Maduro further highlighted the economic crisis gripping Venezuela and said his country was the victim of a US-backed plot aimed at “destabilizing” the economy, battered by low oil prices.

He added that a group “contracted by the US Department of Treasury” was behind the plot.

Maduro further said the border closure would be “the first of a series of decisions that we’re going to be taking to defend our bolivar (Venezuela’s national currency), our economy and our people.”

The development came a day after Maduro issued an emergency decree, ordering the withdrawal of the country’s largest bank note, the 100-bolivar bill, from circulation at markets.

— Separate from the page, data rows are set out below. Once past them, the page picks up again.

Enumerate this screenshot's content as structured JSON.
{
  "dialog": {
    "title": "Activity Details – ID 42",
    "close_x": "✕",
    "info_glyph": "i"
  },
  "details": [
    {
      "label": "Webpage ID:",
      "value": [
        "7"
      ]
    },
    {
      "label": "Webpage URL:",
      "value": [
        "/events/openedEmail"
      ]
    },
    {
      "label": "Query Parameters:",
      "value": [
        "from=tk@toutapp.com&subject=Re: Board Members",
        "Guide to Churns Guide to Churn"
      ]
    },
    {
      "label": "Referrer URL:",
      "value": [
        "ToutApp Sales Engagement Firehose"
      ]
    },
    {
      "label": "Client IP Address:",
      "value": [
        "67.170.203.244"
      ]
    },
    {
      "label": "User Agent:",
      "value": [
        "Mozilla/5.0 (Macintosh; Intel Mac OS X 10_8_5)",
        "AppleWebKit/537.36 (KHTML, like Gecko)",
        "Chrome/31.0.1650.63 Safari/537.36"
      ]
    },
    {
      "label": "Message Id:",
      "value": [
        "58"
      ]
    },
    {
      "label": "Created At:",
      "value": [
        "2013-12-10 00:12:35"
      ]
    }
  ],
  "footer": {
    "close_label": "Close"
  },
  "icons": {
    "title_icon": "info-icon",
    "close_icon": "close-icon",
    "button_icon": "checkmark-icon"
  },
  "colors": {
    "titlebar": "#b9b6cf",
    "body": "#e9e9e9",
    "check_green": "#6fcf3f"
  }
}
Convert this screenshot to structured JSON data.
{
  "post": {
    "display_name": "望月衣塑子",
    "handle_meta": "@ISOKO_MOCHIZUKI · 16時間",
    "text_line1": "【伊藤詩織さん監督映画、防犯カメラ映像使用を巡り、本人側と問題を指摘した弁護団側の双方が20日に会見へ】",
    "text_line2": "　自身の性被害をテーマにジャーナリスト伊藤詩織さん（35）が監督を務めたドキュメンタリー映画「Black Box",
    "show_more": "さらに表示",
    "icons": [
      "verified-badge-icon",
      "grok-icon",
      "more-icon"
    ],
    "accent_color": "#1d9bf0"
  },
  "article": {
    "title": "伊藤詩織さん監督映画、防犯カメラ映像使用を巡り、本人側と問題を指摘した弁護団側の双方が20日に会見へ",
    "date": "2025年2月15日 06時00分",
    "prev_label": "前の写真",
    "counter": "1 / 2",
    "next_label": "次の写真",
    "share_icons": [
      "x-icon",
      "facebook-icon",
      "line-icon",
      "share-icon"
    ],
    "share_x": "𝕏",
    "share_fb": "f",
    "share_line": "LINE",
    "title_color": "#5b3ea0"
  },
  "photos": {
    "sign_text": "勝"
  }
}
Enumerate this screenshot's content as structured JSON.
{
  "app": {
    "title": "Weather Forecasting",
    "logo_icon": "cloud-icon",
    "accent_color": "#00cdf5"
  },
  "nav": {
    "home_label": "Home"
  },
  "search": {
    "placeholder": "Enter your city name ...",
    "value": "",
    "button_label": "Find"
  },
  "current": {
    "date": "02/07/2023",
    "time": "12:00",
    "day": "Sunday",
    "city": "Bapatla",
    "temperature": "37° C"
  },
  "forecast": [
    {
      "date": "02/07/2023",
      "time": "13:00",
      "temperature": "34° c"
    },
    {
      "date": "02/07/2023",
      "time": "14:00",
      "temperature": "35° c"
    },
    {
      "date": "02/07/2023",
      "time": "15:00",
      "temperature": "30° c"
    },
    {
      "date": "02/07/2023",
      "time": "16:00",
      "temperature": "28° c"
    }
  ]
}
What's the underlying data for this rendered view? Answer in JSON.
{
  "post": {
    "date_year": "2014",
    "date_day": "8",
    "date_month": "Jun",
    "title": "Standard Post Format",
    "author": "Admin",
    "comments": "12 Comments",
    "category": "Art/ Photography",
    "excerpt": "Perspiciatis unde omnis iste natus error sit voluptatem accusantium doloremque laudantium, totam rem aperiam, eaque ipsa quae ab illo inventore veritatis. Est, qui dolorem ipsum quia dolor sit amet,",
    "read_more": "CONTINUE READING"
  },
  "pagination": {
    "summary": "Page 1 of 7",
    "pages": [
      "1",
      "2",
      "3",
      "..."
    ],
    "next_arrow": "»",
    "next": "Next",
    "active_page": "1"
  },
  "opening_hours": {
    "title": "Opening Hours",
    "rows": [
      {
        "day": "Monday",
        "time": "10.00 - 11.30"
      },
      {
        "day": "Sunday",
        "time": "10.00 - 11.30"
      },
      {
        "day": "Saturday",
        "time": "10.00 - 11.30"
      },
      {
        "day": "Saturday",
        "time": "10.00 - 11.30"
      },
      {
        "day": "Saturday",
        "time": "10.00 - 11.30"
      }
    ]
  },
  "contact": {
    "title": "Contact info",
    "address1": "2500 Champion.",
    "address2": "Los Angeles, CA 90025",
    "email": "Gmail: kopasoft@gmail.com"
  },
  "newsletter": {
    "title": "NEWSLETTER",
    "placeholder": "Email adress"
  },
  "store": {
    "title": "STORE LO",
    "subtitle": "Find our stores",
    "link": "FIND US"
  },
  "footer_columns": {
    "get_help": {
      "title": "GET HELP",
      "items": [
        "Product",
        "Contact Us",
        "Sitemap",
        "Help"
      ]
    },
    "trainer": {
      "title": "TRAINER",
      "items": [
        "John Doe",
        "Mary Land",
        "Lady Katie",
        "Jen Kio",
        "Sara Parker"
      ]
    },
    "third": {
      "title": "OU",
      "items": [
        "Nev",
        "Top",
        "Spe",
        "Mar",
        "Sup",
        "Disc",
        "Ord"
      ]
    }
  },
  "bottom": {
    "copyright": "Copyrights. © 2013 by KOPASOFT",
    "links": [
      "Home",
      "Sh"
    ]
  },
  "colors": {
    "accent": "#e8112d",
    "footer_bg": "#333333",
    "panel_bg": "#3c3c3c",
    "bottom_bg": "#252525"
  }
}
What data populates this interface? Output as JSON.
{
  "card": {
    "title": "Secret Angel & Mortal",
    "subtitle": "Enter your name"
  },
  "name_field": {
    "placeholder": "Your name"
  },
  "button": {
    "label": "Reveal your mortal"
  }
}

The withdrawal was meant to thwart what the president called a US-sponsored plot against Venezuela.

The Venezuelan leader also said on Monday that officials in Caracas had confiscated 64 million bolivars coming across the border on dirt trails that proliferate along the Colombian border.

A Venezuelan probe had found that billions of the 100-bolivar notes were stashed away by international mafias, mainly in Colombian cities but also in Brazil, Maduro added.

A woman opens a drawer full of 100-Bolivar-bills at a shop in San Cristobal, Venezuela on December 12, 2016. (Photo by AFP)

The government set a 10-day deadline for Venezuelans to exchange the notes at the central bank.

Maduro told government ministers on Monday that the closure was being coordinated with Colombian government.

“Defense Minister Padrino Lopez has already coordinated with the Defense Minister of Colombia (Luis Carlos) Villegas regarding joint military action between the Colombian army and the Bolivarian national armed forces so as to go after this mafia on the Colombian and Venezuelan sides so that these notes are burnt because this will cause great damage to the Venezuelan economy,” he said.

Since 2014, Venezuela has been grappling with protests against Maduro who is under fire by his critics for his handling of the economy.

The opposition blames Maduro’s Socialist government for the triple-digit inflation as well as shortages of food, medicine and basic goods that have triggered violence and looting.

The president, however, blames the problems on an “economic war” waged by the opposition with a helping hand from Washington aimed at bringing about a coup d’état in the oil-rich country.